12. The method of claim 1, wherein the first level facial recognition is a 3D recognition with the 3D data set, and wherein the second level facial recognition is a 2D recognition with the 2D data set.

13. The method of claim 1, wherein the first level facial recognition is a 2D recognition with the 2D data set, and wherein the second level facial recognition is a 3D recognition with the 3D data set.

14. The method of claim 1, wherein the program is programmed to switch back and forward between using 2D and 3D data.

15. The method of claim 1, wherein the first or second level facial recognition includes analyzing the geometric features of a face.

16. The method of claim 1, wherein the first or second level facial recognition includes analyzing the position information or angular information relating to a particular feature of the face or head.

17. The method of claim 1, wherein the first or second level facial recognition includes treating the 2D or 3D data to alter the person's appearance in order to recognize the person or visually identity the person.

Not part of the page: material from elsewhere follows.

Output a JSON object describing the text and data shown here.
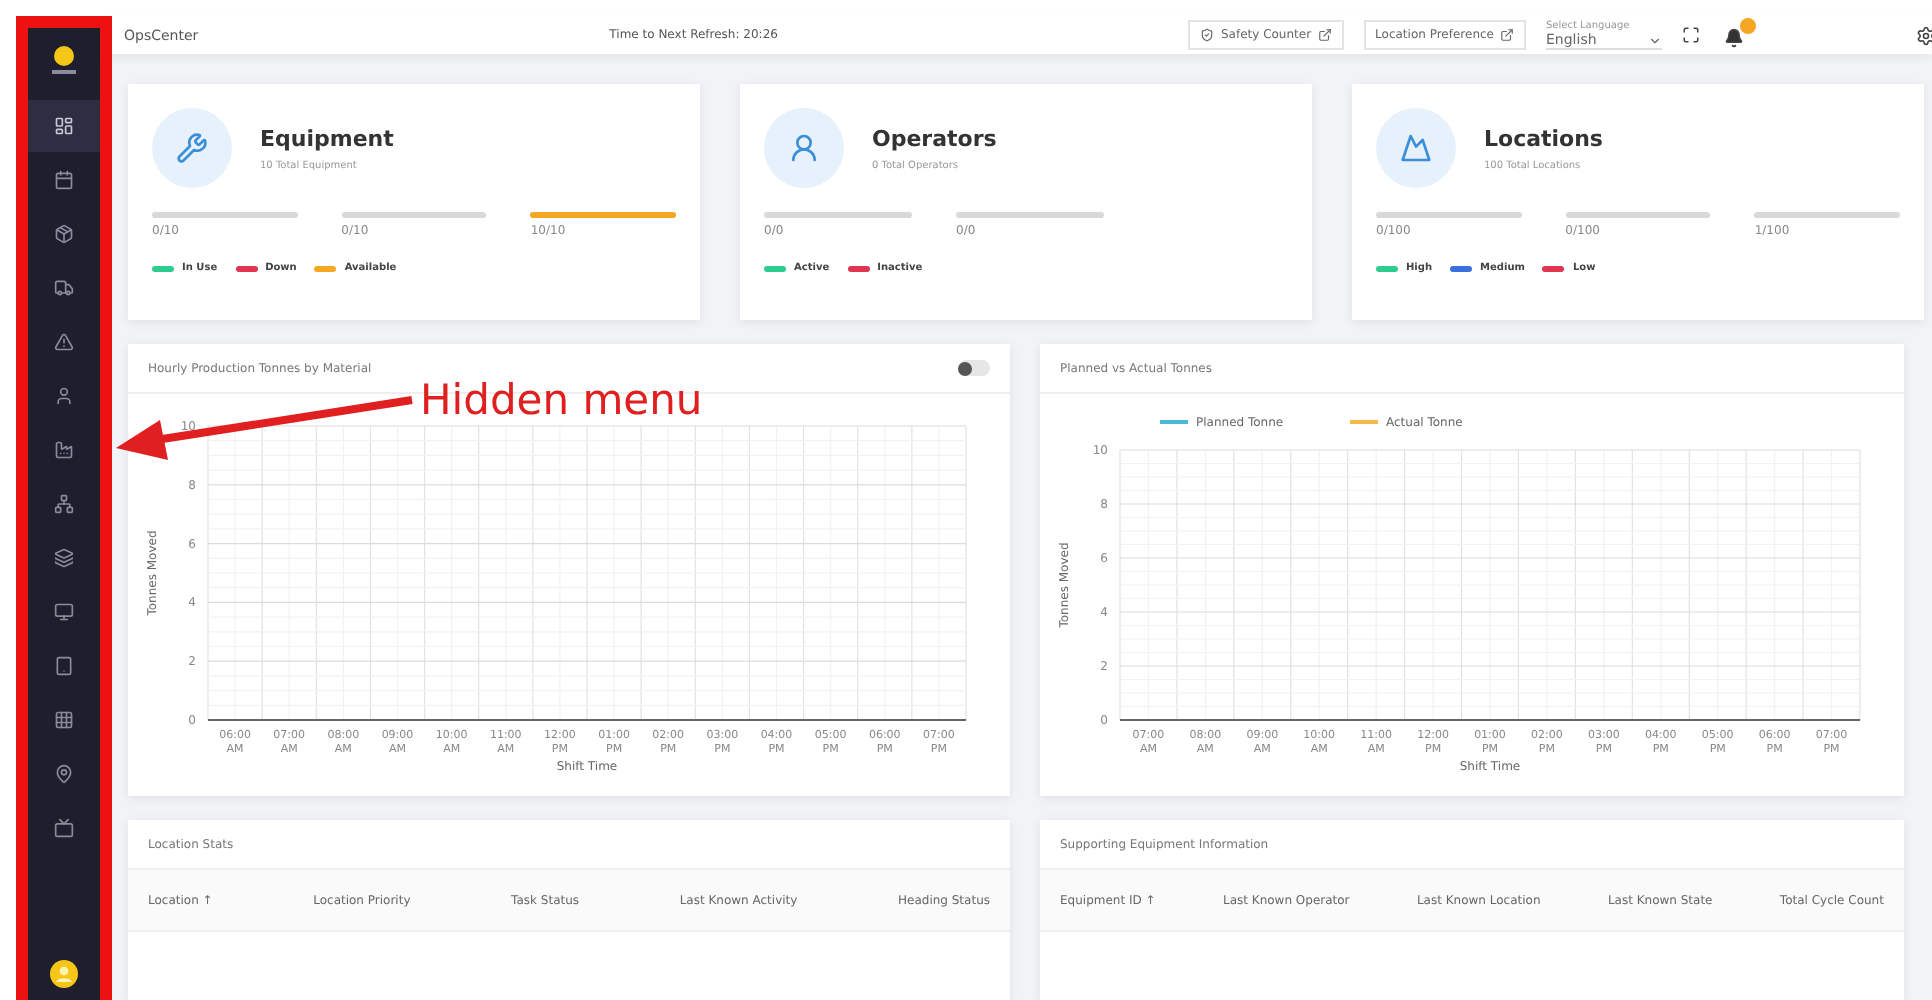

18. The method of claim 1, wherein performing the facial recognition with the 2D data set comprises finding the pupils from the face or head represented in the 2D image.

19. A system comprising:

a first set of computing devices to capture 2D and 3D data;

a second set of computing devices to receive the 2D and 3D data from the first computing device, and perform a hybrid facial recognition with the 2D and 3D data, the hybrid facial recognition including:

receiving 2D and 3D data sets relating to a person; and

automatically identifying the person by:

performing a second level facial recognition with the other remaining data set.

20. A computing device comprising:

a processing unit;

a storage storing a program for execution by the processing unit, the program comprising sets of instructions for:

receiving 2D and 3D data sets relating to a person; and

performing a hybrid facial recognition by:

using 2D data to derive data values, and

using a set of data values, which is derived from the 2D data, to perform the hybrid facial recognition with the 3D data.